I once again have a question about the kwic()
function from the quanteda
package. I want to extract the five words around a specific keyword (in the example below, these are "stack overflow" and "radio star"). However, after removing stopwords in the tokenization process, kwic()
does not return the actual window of 5 words pre and post the keyword, but less words than that. Is there a way to tell kwic()
to ignore stopwords when counting keywords in context?
Reprex below:
library(quanteda)
speech = c("This is the first speech. Many words are in this speech, but only few are relevant for my research question. One relevant word, for example, is the word stack overflow. However there are so many more words that I am not interested in assessing the sentiment of. Now I am also adding a few words that would not be removed as stopwords, as follows: Maintenance, Television, Superstar, Textual Analysis. Video killed the radio star is another sentence I would like to include.",
"This is a second speech, much shorter than the first one. It still includes the word of interest, but at the very end. stack overflow. Once again adding some non-stopwords: Maintenance, television, superstar, textual analysis. Video killed the radio star is another sentence I would like to include.",
"Finally, this is the third speech, and this speech does not include the word of interest so I'm not interested in assessing this speech. Here are some more non-stopwords: Maintenance, television, superstar, textual analysis")

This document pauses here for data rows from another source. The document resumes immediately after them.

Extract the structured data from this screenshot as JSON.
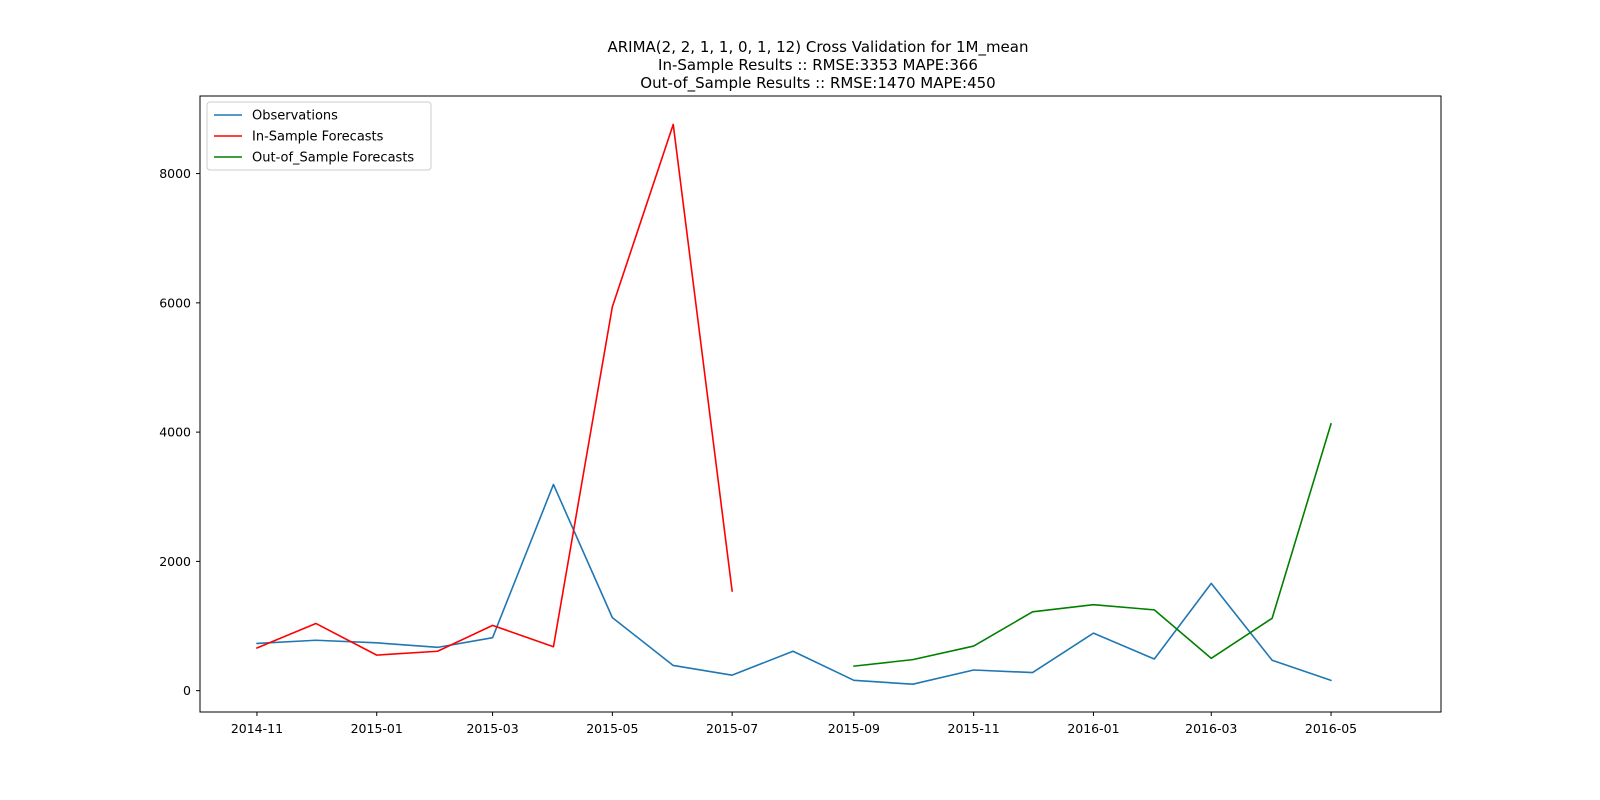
{
  "chart_data": {
    "type": "line",
    "title_lines": [
      "ARIMA(2, 2, 1, 1, 0, 1, 12) Cross Validation for 1M_mean",
      "In-Sample Results :: RMSE:3353 MAPE:366",
      "Out-of_Sample Results :: RMSE:1470 MAPE:450"
    ],
    "xlabel": "",
    "ylabel": "",
    "x_ticks": [
      "2014-11",
      "2015-01",
      "2015-03",
      "2015-05",
      "2015-07",
      "2015-09",
      "2015-11",
      "2016-01",
      "2016-03",
      "2016-05"
    ],
    "y_ticks": [
      0,
      2000,
      4000,
      6000,
      8000
    ],
    "xlim": [
      "2014-10-03",
      "2016-06-26"
    ],
    "ylim": [
      -330,
      9200
    ],
    "grid": false,
    "legend_position": "top-left",
    "series": [
      {
        "name": "Observations",
        "color": "#1f77b4",
        "points": [
          [
            "2014-11-01",
            730
          ],
          [
            "2014-12-01",
            780
          ],
          [
            "2015-01-01",
            740
          ],
          [
            "2015-02-01",
            670
          ],
          [
            "2015-03-01",
            820
          ],
          [
            "2015-04-01",
            3190
          ],
          [
            "2015-05-01",
            1130
          ],
          [
            "2015-06-01",
            390
          ],
          [
            "2015-07-01",
            240
          ],
          [
            "2015-08-01",
            610
          ],
          [
            "2015-09-01",
            160
          ],
          [
            "2015-10-01",
            100
          ],
          [
            "2015-11-01",
            320
          ],
          [
            "2015-12-01",
            280
          ],
          [
            "2016-01-01",
            890
          ],
          [
            "2016-02-01",
            490
          ],
          [
            "2016-03-01",
            1660
          ],
          [
            "2016-04-01",
            470
          ],
          [
            "2016-05-01",
            160
          ]
        ]
      },
      {
        "name": "In-Sample Forecasts",
        "color": "#ff0000",
        "points": [
          [
            "2014-11-01",
            660
          ],
          [
            "2014-12-01",
            1040
          ],
          [
            "2015-01-01",
            550
          ],
          [
            "2015-02-01",
            610
          ],
          [
            "2015-03-01",
            1010
          ],
          [
            "2015-04-01",
            680
          ],
          [
            "2015-05-01",
            5940
          ],
          [
            "2015-06-01",
            8760
          ],
          [
            "2015-07-01",
            1540
          ]
        ]
      },
      {
        "name": "Out-of_Sample Forecasts",
        "color": "#008000",
        "points": [
          [
            "2015-09-01",
            380
          ],
          [
            "2015-10-01",
            480
          ],
          [
            "2015-11-01",
            690
          ],
          [
            "2015-12-01",
            1220
          ],
          [
            "2016-01-01",
            1330
          ],
          [
            "2016-02-01",
            1250
          ],
          [
            "2016-03-01",
            500
          ],
          [
            "2016-04-01",
            1120
          ],
          [
            "2016-05-01",
            4130
          ]
        ]
      }
    ]
  }
}
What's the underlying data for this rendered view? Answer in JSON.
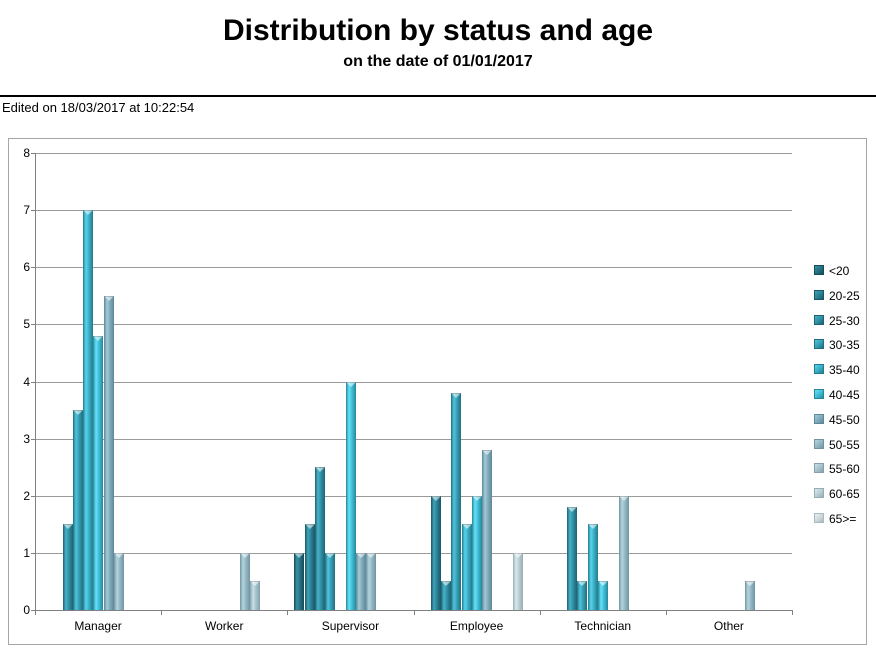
{
  "header": {
    "title": "Distribution by status and age",
    "subtitle": "on the date of 01/01/2017",
    "edited_note": "Edited on 18/03/2017 at 10:22:54"
  },
  "chart_data": {
    "type": "bar",
    "title": "Distribution by status and age",
    "subtitle": "on the date of 01/01/2017",
    "categories": [
      "Manager",
      "Worker",
      "Supervisor",
      "Employee",
      "Technician",
      "Other"
    ],
    "ylim": [
      0,
      8
    ],
    "y_ticks": [
      "0",
      "1",
      "2",
      "3",
      "4",
      "5",
      "6",
      "7",
      "8"
    ],
    "grid": true,
    "legend_position": "right",
    "axis_color": "#808080",
    "grid_color": "#9a9a9a",
    "series": [
      {
        "name": "<20",
        "base": "#246F80",
        "edge": "#164B58",
        "hi": "#3A92A6",
        "values": [
          0,
          0,
          1,
          0,
          0,
          0
        ]
      },
      {
        "name": "20-25",
        "base": "#297E91",
        "edge": "#1A5765",
        "hi": "#41A3B8",
        "values": [
          0,
          0,
          1.5,
          2,
          0,
          0
        ]
      },
      {
        "name": "25-30",
        "base": "#2E8DA2",
        "edge": "#1E6371",
        "hi": "#49B3CA",
        "values": [
          1.5,
          0,
          2.5,
          0.5,
          1.8,
          0
        ]
      },
      {
        "name": "30-35",
        "base": "#349CB3",
        "edge": "#216F7E",
        "hi": "#50C4DC",
        "values": [
          3.5,
          0,
          1,
          3.8,
          0.5,
          0
        ]
      },
      {
        "name": "35-40",
        "base": "#39ABC4",
        "edge": "#257B8B",
        "hi": "#58D4EE",
        "values": [
          7,
          0,
          0,
          1.5,
          1.5,
          0
        ]
      },
      {
        "name": "40-45",
        "base": "#3FBAD5",
        "edge": "#288797",
        "hi": "#63E2FA",
        "values": [
          4.8,
          0,
          4,
          2,
          0.5,
          0
        ]
      },
      {
        "name": "45-50",
        "base": "#7FA9B9",
        "edge": "#5E8797",
        "hi": "#A2CBD9",
        "values": [
          5.5,
          0,
          1,
          2.8,
          0,
          0
        ]
      },
      {
        "name": "50-55",
        "base": "#92B5C1",
        "edge": "#6F95A1",
        "hi": "#B4D5DF",
        "values": [
          1,
          1,
          1,
          0,
          2,
          0.5
        ]
      },
      {
        "name": "55-60",
        "base": "#A6C0C9",
        "edge": "#81A2AC",
        "hi": "#C7E0E7",
        "values": [
          0,
          0.5,
          0,
          0,
          0,
          0
        ]
      },
      {
        "name": "60-65",
        "base": "#BACBD1",
        "edge": "#94AEB5",
        "hi": "#D9EAEE",
        "values": [
          0,
          0,
          0,
          1,
          0,
          0
        ]
      },
      {
        "name": "65>=",
        "base": "#CDD7DA",
        "edge": "#A7BABF",
        "hi": "#E6F1F3",
        "values": [
          0,
          0,
          0,
          0,
          0,
          0
        ]
      }
    ]
  }
}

data <- data.frame(id=1:3,
speechContent = speech)
test_corpus <- corpus(data,
docid_field = "id",
text_field = "speechContent")
test_tokens <- tokens(test_corpus,
remove_punct = TRUE,
remove_numbers = TRUE) %>%
tokens_remove(stopwords("en"), padding = TRUE) %>%
tokens_compound(pattern = phrase(c("stack overflow*", "radio star*")),
concatenator = " ")
test_kwic <- kwic(test_tokens,
pattern = c("stack overflow", "radio star"),
window = 5)
As @phiver suggested, using padding = FALSE
when removing stopwords fixed the issue. Thank you!